IMMIGRATION personnel at the Ninoy Aquino International Airport recently intercepted a Bangladeshi national and a Pakistani family for using fake Canadian passports.
BI Port Operations Division Chief Grifton Medina said 31-year-old Md Abu Saied was intercepted last September 30 at the NAIA terminal 2 before he could board his connecting flight to Los Angeles, California.
Saied had arrived as a transit passenger from Bangkok, Thailand when he was accosted and invited for questioning by immigration officers who doubted his nationality.
“During questioning he admitted paying US$4,000 to a syndicate in Bangladesh for the Canadian passport which he would use to enter the US illegally,” Medina said, adding that the BI’s document forensic laboratory had confirmed that the bio page of the Canadian passport was a counterfeit.

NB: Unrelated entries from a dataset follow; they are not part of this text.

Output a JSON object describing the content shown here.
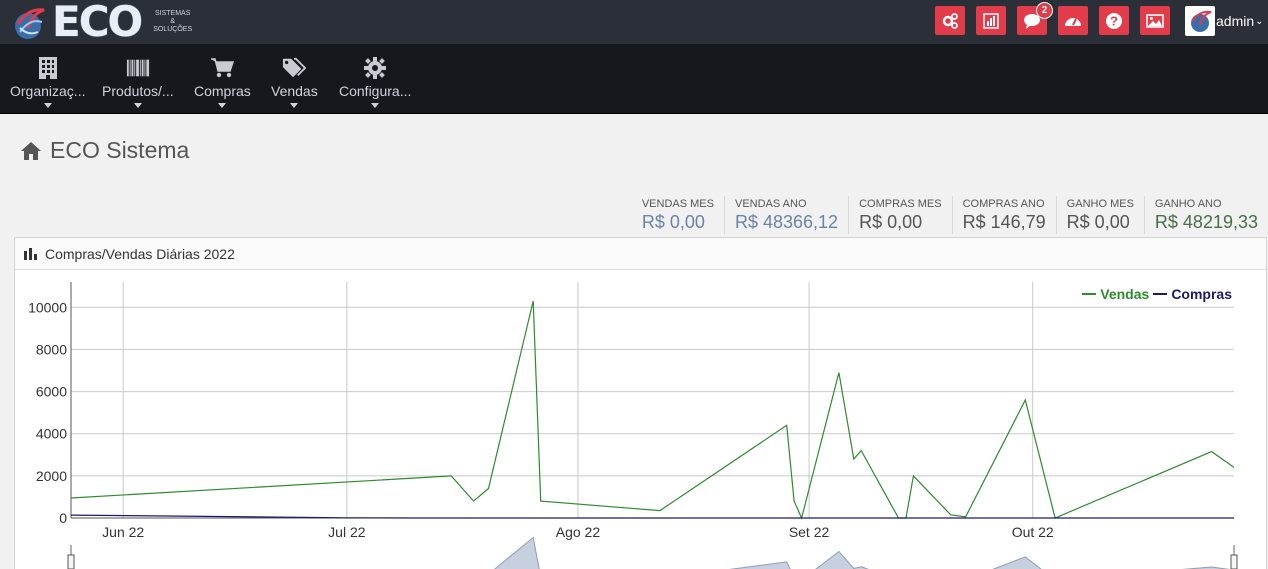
{
  "app": {
    "logo_text": "ECO",
    "logo_subtitle": [
      "SISTEMAS",
      "&",
      "SOLUÇÕES"
    ]
  },
  "topbar": {
    "icons": [
      {
        "name": "settings-icon"
      },
      {
        "name": "report-icon"
      },
      {
        "name": "chat-icon",
        "badge": "2"
      },
      {
        "name": "dashboard-icon"
      },
      {
        "name": "help-icon"
      },
      {
        "name": "image-icon"
      }
    ],
    "user": "admin",
    "accent": "#e23b4a"
  },
  "menu": [
    {
      "label": "Organizaç...",
      "icon": "building-icon"
    },
    {
      "label": "Produtos/...",
      "icon": "barcode-icon"
    },
    {
      "label": "Compras",
      "icon": "cart-icon"
    },
    {
      "label": "Vendas",
      "icon": "tags-icon"
    },
    {
      "label": "Configura...",
      "icon": "gear-icon"
    }
  ],
  "page": {
    "title": "ECO Sistema",
    "icon": "home-icon"
  },
  "stats": [
    {
      "label": "VENDAS MES",
      "value": "R$ 0,00"
    },
    {
      "label": "VENDAS ANO",
      "value": "R$ 48366,12"
    },
    {
      "label": "COMPRAS MES",
      "value": "R$ 0,00"
    },
    {
      "label": "COMPRAS ANO",
      "value": "R$ 146,79"
    },
    {
      "label": "GANHO MES",
      "value": "R$ 0,00"
    },
    {
      "label": "GANHO ANO",
      "value": "R$ 48219,33"
    }
  ],
  "panel": {
    "title": "Compras/Vendas Diárias 2022",
    "icon": "bar-chart-icon"
  },
  "chart_data": {
    "type": "line",
    "x_type": "date",
    "xlim": [
      "2022-05-25",
      "2022-10-28"
    ],
    "ylim": [
      0,
      11200
    ],
    "yticks": [
      0,
      2000,
      4000,
      6000,
      8000,
      10000
    ],
    "xticks": [
      {
        "date": "2022-06-01",
        "label": "Jun 22"
      },
      {
        "date": "2022-07-01",
        "label": "Jul 22"
      },
      {
        "date": "2022-08-01",
        "label": "Ago 22"
      },
      {
        "date": "2022-09-01",
        "label": "Set 22"
      },
      {
        "date": "2022-10-01",
        "label": "Out 22"
      }
    ],
    "grid": true,
    "legend_position": "top-right",
    "series": [
      {
        "name": "Vendas",
        "color": "#2e8b2e",
        "points": [
          [
            "2022-05-25",
            950
          ],
          [
            "2022-07-15",
            2000
          ],
          [
            "2022-07-18",
            800
          ],
          [
            "2022-07-20",
            1400
          ],
          [
            "2022-07-26",
            10300
          ],
          [
            "2022-07-27",
            800
          ],
          [
            "2022-08-12",
            350
          ],
          [
            "2022-08-29",
            4400
          ],
          [
            "2022-08-30",
            800
          ],
          [
            "2022-08-31",
            0
          ],
          [
            "2022-09-05",
            6900
          ],
          [
            "2022-09-07",
            2800
          ],
          [
            "2022-09-08",
            3200
          ],
          [
            "2022-09-13",
            0
          ],
          [
            "2022-09-14",
            0
          ],
          [
            "2022-09-15",
            2000
          ],
          [
            "2022-09-20",
            150
          ],
          [
            "2022-09-22",
            50
          ],
          [
            "2022-09-30",
            5600
          ],
          [
            "2022-10-04",
            0
          ],
          [
            "2022-10-25",
            3150
          ],
          [
            "2022-10-28",
            2400
          ]
        ]
      },
      {
        "name": "Compras",
        "color": "#1a1a6e",
        "points": [
          [
            "2022-05-25",
            140
          ],
          [
            "2022-07-01",
            10
          ],
          [
            "2022-07-10",
            0
          ],
          [
            "2022-10-28",
            0
          ]
        ]
      }
    ]
  }
}
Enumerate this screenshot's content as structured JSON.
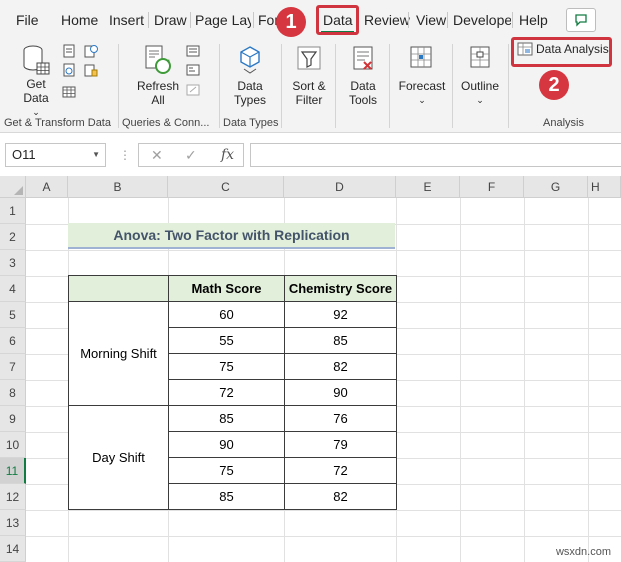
{
  "menu": {
    "tabs": [
      "File",
      "Home",
      "Insert",
      "Draw",
      "Page Layo",
      "For",
      "Data",
      "Review",
      "View",
      "Develope",
      "Help"
    ],
    "active_tab": "Data"
  },
  "callouts": {
    "step1": "1",
    "step2": "2"
  },
  "ribbon": {
    "get_data": "Get Data",
    "refresh_all": "Refresh All",
    "data_types": "Data Types",
    "sort_filter": "Sort & Filter",
    "data_tools": "Data Tools",
    "forecast": "Forecast",
    "outline": "Outline",
    "data_analysis": "Data Analysis",
    "groups": [
      "Get & Transform Data",
      "Queries & Conn...",
      "Data Types",
      "Analysis"
    ]
  },
  "formula_bar": {
    "name_box": "O11",
    "fx": "fx",
    "formula": ""
  },
  "sheet": {
    "columns": [
      "A",
      "B",
      "C",
      "D",
      "E",
      "F",
      "G",
      "H"
    ],
    "rows": [
      "1",
      "2",
      "3",
      "4",
      "5",
      "6",
      "7",
      "8",
      "9",
      "10",
      "11",
      "12",
      "13",
      "14"
    ],
    "selected_row": "11",
    "title": "Anova: Two Factor with Replication",
    "headers": [
      "",
      "Math Score",
      "Chemistry Score"
    ],
    "groups": [
      {
        "label": "Morning Shift",
        "rows": [
          [
            "60",
            "92"
          ],
          [
            "55",
            "85"
          ],
          [
            "75",
            "82"
          ],
          [
            "72",
            "90"
          ]
        ]
      },
      {
        "label": "Day Shift",
        "rows": [
          [
            "85",
            "76"
          ],
          [
            "90",
            "79"
          ],
          [
            "75",
            "72"
          ],
          [
            "85",
            "82"
          ]
        ]
      }
    ]
  },
  "watermark": "wsxdn.com",
  "colors": {
    "accent_green": "#107c41",
    "callout_red": "#d6363f",
    "header_fill": "#e2efda",
    "title_text": "#44546a"
  }
}
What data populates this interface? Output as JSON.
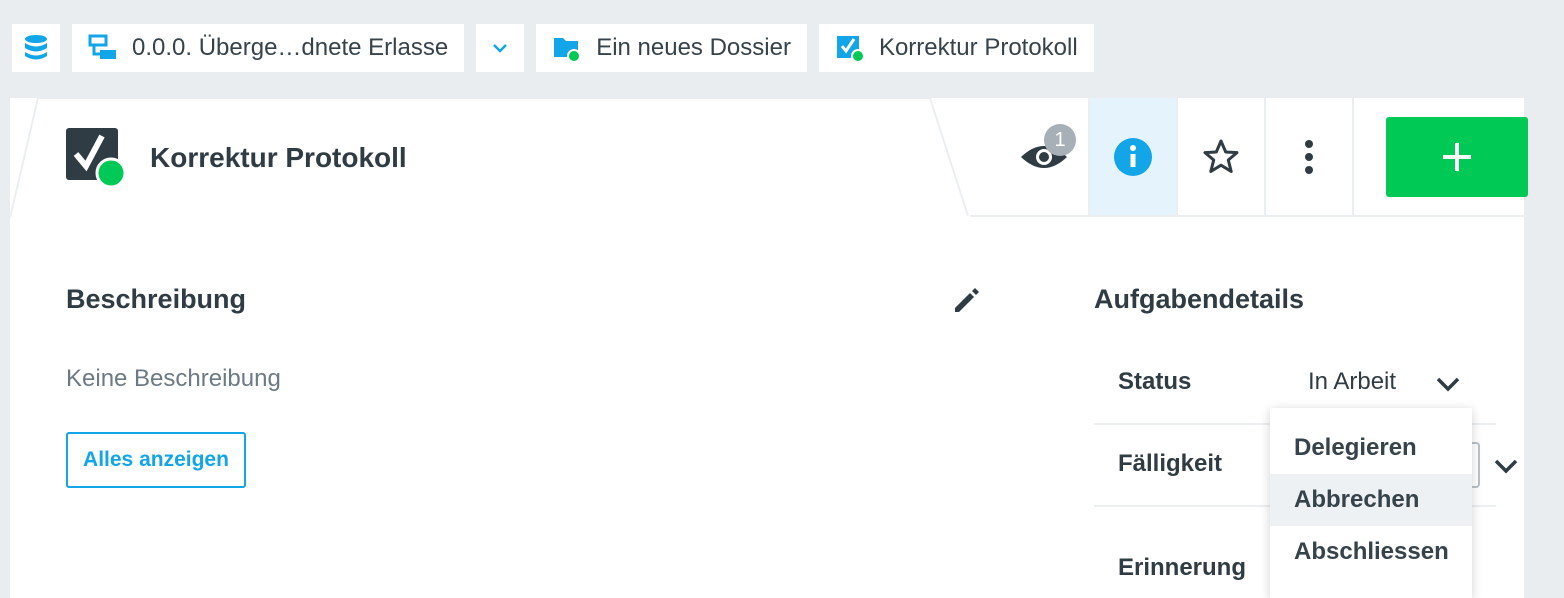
{
  "breadcrumbs": [
    {
      "label": ""
    },
    {
      "label": "0.0.0. Überge…dnete Erlasse"
    },
    {
      "label": ""
    },
    {
      "label": "Ein neues Dossier"
    },
    {
      "label": "Korrektur Protokoll"
    }
  ],
  "header": {
    "title": "Korrektur Protokoll",
    "watch_count": "1"
  },
  "description": {
    "heading": "Beschreibung",
    "empty_text": "Keine Beschreibung",
    "show_all_label": "Alles anzeigen"
  },
  "details": {
    "heading": "Aufgabendetails",
    "status_label": "Status",
    "status_value": "In Arbeit",
    "due_label": "Fälligkeit",
    "reminder_label": "Erinnerung"
  },
  "status_menu": {
    "items": [
      "Delegieren",
      "Abbrechen",
      "Abschliessen"
    ]
  },
  "colors": {
    "accent_blue": "#12a5e8",
    "add_green": "#00c955",
    "status_dot_green": "#00c955",
    "text_dark": "#2f3c44"
  }
}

BI Border Control and Intelligence Unit Chief Rommel Tacorda said Saied also presented a spurious driver’s license and social insurance ID purportedly issued in Ontario to immigration personnel.
“He initially claimed that he lived for 12 years in the French-speaking city of Montreal but he could not even converse in French,” Tacorda said.
Meanwhile, immigration personnel also intercepted last October 12 a Pakistani family using fake Canadian visas who attempted to fly to Canada from the NAIA terminal 1.
Medina said the Pakistanis, identified as Mohsin Maqsood, Iqra Mohsin, and Rida Mohsin were arrested by members of the Bureau’s Travel Control and Enforcement Unit, upon referral by airline staff.
The trio, who attempted to board a Philippine Airlines flight to Canada, presented passports with dubious Canadian visas.
Medina said that during questioning, they admitted that they bought their fake Canadian visas from a Pakistani and an Indian national, to whom they paid almost half a million pesos for processing.
Verification with Canadian authorities revealed that the visas were indeed counterfeits.
Medina said the four were brought to the BI detention facility in Camp Bagong Diwa, Taguig City pending their deportation.